Green Shadow Cabinet President and Members Call for Clean Up of Unseen Toxic National Disaster

Red Shirt Village, South Dakota – Green Shadow Cabinet President, Dr. Jill Stein, Shadow Attorney General Kevin Zeese and Shadow Secretary of Health Dr. Margaret Flowers join with local community, Indigenous, veterans and environmental groups to launch the Clean Up the Mines Campaign.

The campaign is bringing attention to more than 10,000 abandoned uranium mines (AUMs) situated primarily from the Great Plains to the West Coast which are a toxic product of the Cold War and nuclear power eras.

Ten million people live within 50 miles of an AUM, but the reality is that radioactive and toxic heavy metals can travel long distances through contaminated waterways and food supplies and as dust in the wind and rain.

Dr. Stein pointed out that this contamination is invisible to the public because radioactive water, land and air appear normal.

“It is our responsibility to protect the public’s health by cleaning up these thousands of AUMs. We must hold the corporations and agencies that are responsible for allowing the mines to go unattended for decades accountable for their negligence,” Dr. Stein said.

Dr. Flowers added, “The mines are a silent health threat that cause high rates of cancer, birth defects and other serious health problems such as kidney disease and neurological abnormalities to local populations and put millions at risk.

“This devastating human cost of using nuclear power, a dangerous and false solution that some promote, is not yet recognized by the public,” Dr. Flowers said.
In addition, Kevin Zeese called for highly destructive acts, such as AUMs, to be prosecuted.

“Corporations must be held accountable for the health, economic and environmental damage that they have caused and continue to cause. Our legal system must follow the rule of law and act in the public’s interest rather than benefiting corporations and the security state,” Zeese remarked.

The Green Shadow Cabinet believes that people have a right to know about the serious health and financial risks involved in the use of radioactive materials. The United States should clean up and shut down all uranium mines, nuclear plants and nuclear weapons on an emergency basis.

“We can meet our energy needs through clean renewable sources by 2030, putting America back to work in living wage jobs and making resource wars obsolete. The health savings alone would pay the costs of this transition,” Dr. Stein concluded.

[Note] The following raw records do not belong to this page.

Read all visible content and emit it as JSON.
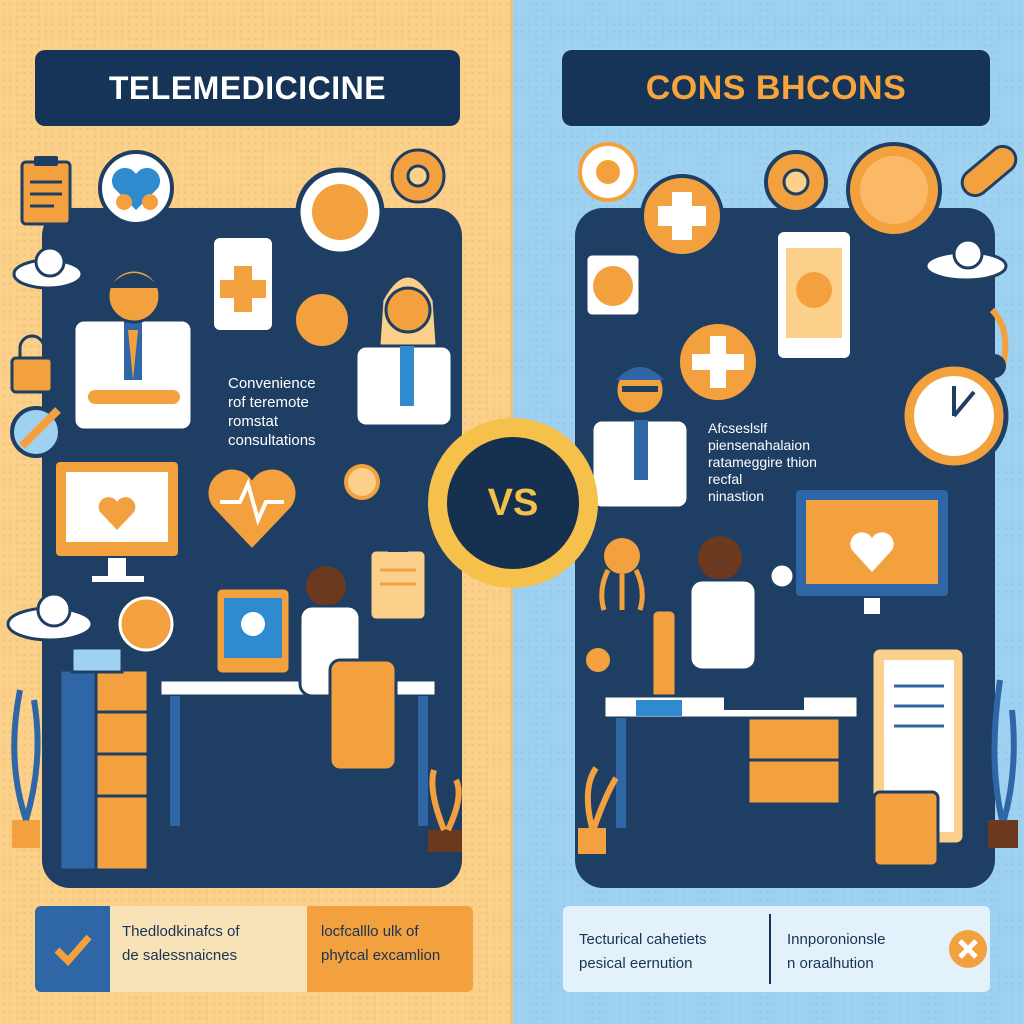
{
  "left_title": "TELEMEDICICINE",
  "right_title": "CONS BHCONS",
  "vs_label": "VS",
  "left_caption": [
    "Convenience",
    "rof teremote",
    "romstat",
    "consultations"
  ],
  "right_caption": [
    "Afcseslslf",
    "piensenahalaion",
    "ratameggire thion",
    "recfal",
    "ninastion"
  ],
  "left_bottom_a": [
    "Thedlodkinafcs of",
    "de salessnaicnes"
  ],
  "left_bottom_b": [
    "locfcalllo ulk of",
    "phytcal excamlion"
  ],
  "right_bottom_a": [
    "Tecturical cahetiets",
    "pesical eernution"
  ],
  "right_bottom_b": [
    "Innporonionsle",
    "n oraalhution"
  ],
  "icons": [
    "check-icon",
    "heart-icon",
    "medical-cross-icon",
    "skull-xray-icon",
    "alarm-clock-icon",
    "stethoscope-icon",
    "clipboard-icon",
    "cloud-icon",
    "plant-icon"
  ],
  "colors": {
    "orange": "#f3a13e",
    "navy": "#1f3e63",
    "light-orange": "#fbd08a",
    "light-blue": "#9fd2f0",
    "yellow": "#f6c14a"
  }
}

Stein, Zeese and Flowers are traveling with a team sponsored by Defenders of the Black Hills to visit AUMs in Southwest South Dakota. Charmaine White Face, their host, is demonstrating high levels of radiation in the areas they visit using a Geiger counter. Just outside of Mount Rushmore, they documented a reading of 15 microrems/hour (five times the level allowed in Fukushima).

On Earth Day, the official Clean Up the Mines campaign launch ceremony will be held in Red Shirt Village close to the radioactive Cheyenne River. The community of Red Shirt is unable to drink or use their local water due to high levels of uranium and arsenic. The same aquifer that serves Red Shirt Village also supplies the population of Rapid City, but that community is largely unaware of the risks.

The launch is part of the Global Climate Convergence, ten days of action on behalf of people, planet and peace over profit. The climate crisis gives new urgency to unified and transformative action to change course immediately. There will be more than 200 events in 50 cities across the US and around the world.